Com o objetivo de comemorar o Dia Internacional da Não Violência, celebrado anualmente no dia 30 de janeiro, em memória à data de morte do pacifista indiano Mahatma Gandhi, a empresa Ticomia Eventos e Formaturas vai expor, a partir de hoje, painéis de grafitagem abordando a temática da paz na parede lateral de sua sede, de frente para a rodovia Marechal Rondon, próximo à base da Polícia Rodoviária.

Os grafites foram produzidos por crianças e adolescentes atendidos pela entidade social Pequenos Obreiros de Curuçá (POC), coordenados pelo facilitador da Oficina de Grafitagem do projeto, Deyvid Cesar Braz Vaz, com colaboração voluntária do artista urbano Luís Gustavo Martins, conhecido em Bauru como LG. O Jornal da Cidade e a Rádio 96FM participam da iniciativa, que conta também com o apoio da Gráfica M5, Gull Sign e da Faidiga Madeiras.

Gerente de Marketing e Comunicação da Ticomia, Fábio Andrade, afirma que a comemoração faz parte do calendário anual de ações da empresa em 2011. "Sempre lembramos o Dia da Não Violência, mas tudo ficava restrito aos funcionários e aos nossos clientes. Dessa vez, quisemos compartilhar com a comunidade, expondo os painéis em local de grande visibilidade e oferecendo uma reflexão sobre paz e violência com a união da cultura, educação e cidadania", explica.

Além dos três painéis que serão expostos às margens da rodovia Marechal Rondon, outras quatro telas estão sendo produzidas com a utilização da técnica do grafite por crianças e adolescentes da POC. O objetivo é divulgar ainda mais a cultura da não violência. "Elas vão circular pelas empresas que colaboraram com a iniciativa e, posteriormente, queremos levá-las às escolas. Na tarde de amanhã, vamos fazer também um trabalho corpo a corpo na avenida Getúlio Vargas, divulgando a data", aponta Fábio Andrade.

Monitor da POC, Deyvid Cesar Braz Vaz conta que a escolha do grafite como manifestação para discutir a não violência se deu por conta do estigma que esse tipo de arte ainda enfrenta na sociedade. "Nós transformamos um ato de violência, que é a pichação, em arte. Como tínhamos um tema direcionado, facilitou ainda mais nosso trabalho, porque falar de paz é muito importante, especialmente entre crianças e adolescentes que poderiam estar envolvidos diretamente com a violência", explica.

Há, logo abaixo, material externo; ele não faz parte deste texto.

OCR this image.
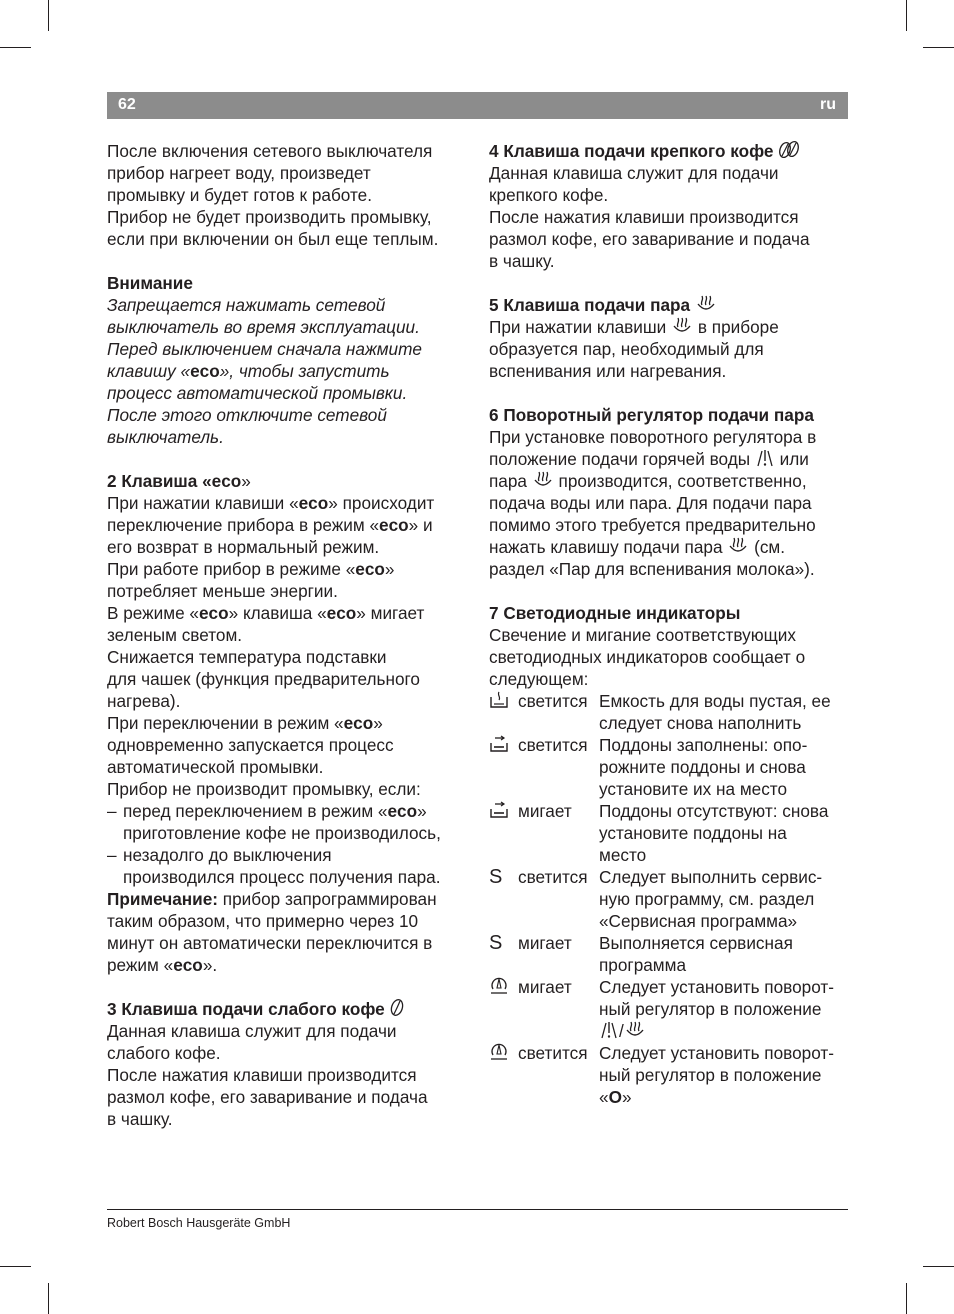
62	ru

После включения сетевого выключателя

прибор нагреет воду, произведет

промывку и будет готов к работе.

Прибор не будет производить промывку,

если при включении он был еще теплым.

Внимание

Запрещается нажимать сетевой

выключатель во время эксплуатации.

Перед выключением сначала нажмите

клавишу «eco», чтобы запустить

процесс автоматической промывки.

После этого отключите сетевой

выключатель.

2 Клавиша «eco»

При нажатии клавиши «eco» происходит

переключение прибора в режим «eco» и

его возврат в нормальный режим.

При работе прибор в режиме «eco»

потребляет меньше энергии.

В режиме «eco» клавиша «eco» мигает

зеленым светом.

Снижается температура подставки

для чашек (функция предварительного

нагрева).

При переключении в режим «eco»

одновременно запускается процесс

автоматической промывки.

Прибор не производит промывку, если:

– перед переключением в режим «eco»

приготовление кофе не производилось,

– незадолго до выключения

производился процесс получения пара.

Примечание: прибор запрограммирован

таким образом, что примерно через 10

минут он автоматически переключится в

режим «eco».

3 Клавиша подачи слабого кофе

Данная клавиша служит для подачи

слабого кофе.

После нажатия клавиши производится

размол кофе, его заваривание и подача

в чашку.

4 Клавиша подачи крепкого кофе

Данная клавиша служит для подачи

крепкого кофе.

После нажатия клавиши производится

размол кофе, его заваривание и подача

в чашку.

5 Клавиша подачи пара

При нажатии клавиши
в приборе

образуется пар, необходимый для

вспенивания или нагревания.

6 Поворотный регулятор подачи пара

При установке поворотного регулятора в

положение подачи горячей воды
или

пара
производится, соответственно,

подача воды или пара. Для подачи пара

помимо этого требуется предварительно

нажать клавишу подачи пара
(см.

раздел «Пар для вспенивания молока»).

7 Светодиодные индикаторы

Свечение и мигание соответствующих

светодиодных индикаторов сообщает о

следующем:

	светится	Емкость для воды пустая, ее
следует снова наполнить

	светится	Поддоны заполнены: опо-
рожните поддоны и снова
установите их на место

	мигает	Поддоны отсутствуют: снова
установите поддоны на
место

S	светится	Следует выполнить сервис-
ную программу, см. раздел
«Сервисная программа»

S	мигает	Выполняется сервисная
программа

	мигает	Следует установить поворот-
ный регулятор в положение
/

	светится	Следует установить поворот-
ный регулятор в положение
«O»
Robert Bosch Hausgeräte GmbH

Luiz Gabriel Gomes Fernandes, 14 anos, participa da POC há 4 anos na Oficina de Grafitagem. Empolgado com o resultado do trabalho, ele conta estar satisfeito por saber que sua arte será vista por muitas pessoas. "Não é sempre que a gente pode expor o que faz. É muito importante que as pessoas saibam que pichar é um ato de violência e o grafite é uma forma de a gente mostrar como enxerga o mundo", afirma.

Profissional no grafite há 7 anos, o artista urbano LG explica que a manifestação artística é cada vez mais reconhecida como expressão legítima. "O grafite é um protesto, uma transgressão. O mundo está pedindo paz e nós também. Por conta disso, escolhemos a imagem do Gandhi, que é um ícone da paz, para estampar um dos painéis", conta.

A previsão é de que os painéis grafitados pelas crianças e adolescentes da POC fiquem expostos pelos próximos 15 dias.


Pequenos Obreiros de Curuçá

A Pequenos Obreiros de Curuçá (POC) é uma entidade sem fins lucrativos fundada em 1995. Atende quase 200 crianças e adolescentes entre 5 e 17 anos, residentes na Vila Dutra, Jardim Ferraz e Fortunato Rocha Lima.

A POC busca proporcionar a construção da cidadania e o fortalecimento dos vínculos familiares e comunitários a partir de atividades artísticas, com o objetivo de situar os jovens como atores principais da sociedade em que vivem.